でもその綺麗に収まってないあたりがまた、どこかのだれかの実人生らしくて、いい具合だったな、好きだ。人間が強くそこに存在していればそれは良い映画だ。
春光乍洩、Happy Together、原題も英題も日本のも、それぞれにいいですね。英語のが一番好きかな。

配信ではなくでかい画で見て良かったのがイグアスの滝。結構長めの尺だけど、あそこだけずうっと眺めていられる。すべてを飲み込む濁流、巨大で荘厳で畏いもの。

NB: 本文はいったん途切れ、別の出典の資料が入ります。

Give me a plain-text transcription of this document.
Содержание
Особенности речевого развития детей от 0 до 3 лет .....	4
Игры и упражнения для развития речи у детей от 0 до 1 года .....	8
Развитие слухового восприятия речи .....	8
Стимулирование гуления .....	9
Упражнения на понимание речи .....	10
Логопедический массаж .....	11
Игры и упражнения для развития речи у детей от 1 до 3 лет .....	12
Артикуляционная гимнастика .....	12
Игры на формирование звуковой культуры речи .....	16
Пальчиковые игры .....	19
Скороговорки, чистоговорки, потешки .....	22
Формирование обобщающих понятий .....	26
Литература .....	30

鳥の群れらしき黒い点々が舞い散っている不穏、こんな物凄いところにも生きているものがある、水飛沫を受けて見下ろしながら飛ぶ鳥たち。

シーンとシーンの繋ぎに説明がなく、普通「数日たちました」ならそうわかる画をいれるものなのだが、さっきの続きで突然三日後くらいのシーンに切り替わっていて、そんな調子で過去にもふいと戻るものだから(ちがうのかもしれない、ボヤボヤみてたので自信がない)はっきりしない夢みたいだ。

二人がいて、それぞれが思ったように生活し、調子が合うこともあれば、まったく合わずにざりざり削りあったりぶつかって弾き飛んだり、なんか自分の実家の人々みたいな暮らし方だな、と思った。うまくやれないねものですね。これを切ないと呼ぶか、愚かと言うか。
欲しいもの、したいこと、できることが噛み合わない悲しみよ。

上から撮られたイグアスの滝は地獄への入り口みたいだった、人間の業なんてぜんぶ簡単に飲み込んでしまう口です。
でもあれを下から見上げて飛沫でびしゃびしゃに濡れて笑うウィンにはどう見えたんだろうね。何か洗い流せた気分だったかな。一方でチェンの行った果ては天国行きの便でも出そうな岬だった。お前は爽やかな男だ。

「次の恋」を得て人生を進めるウィン、「低めの落ち着いた声」でチェンと少しフラグをたててるのもロマンチックでいいじゃないか。希望があるというのは生きることができるということです。それ(チェンはウィンの低い声が好き)を知ってるのは観客のみだけど、その後ウィンも別の形で希望を得ます。

「生きていればいつか会える」のは、チェンもだし、ファイも、父も、みなそう。生きて歩いてれば何かの拍子に再会もできるかもしれない。いいなあ、携帯電話のない時代!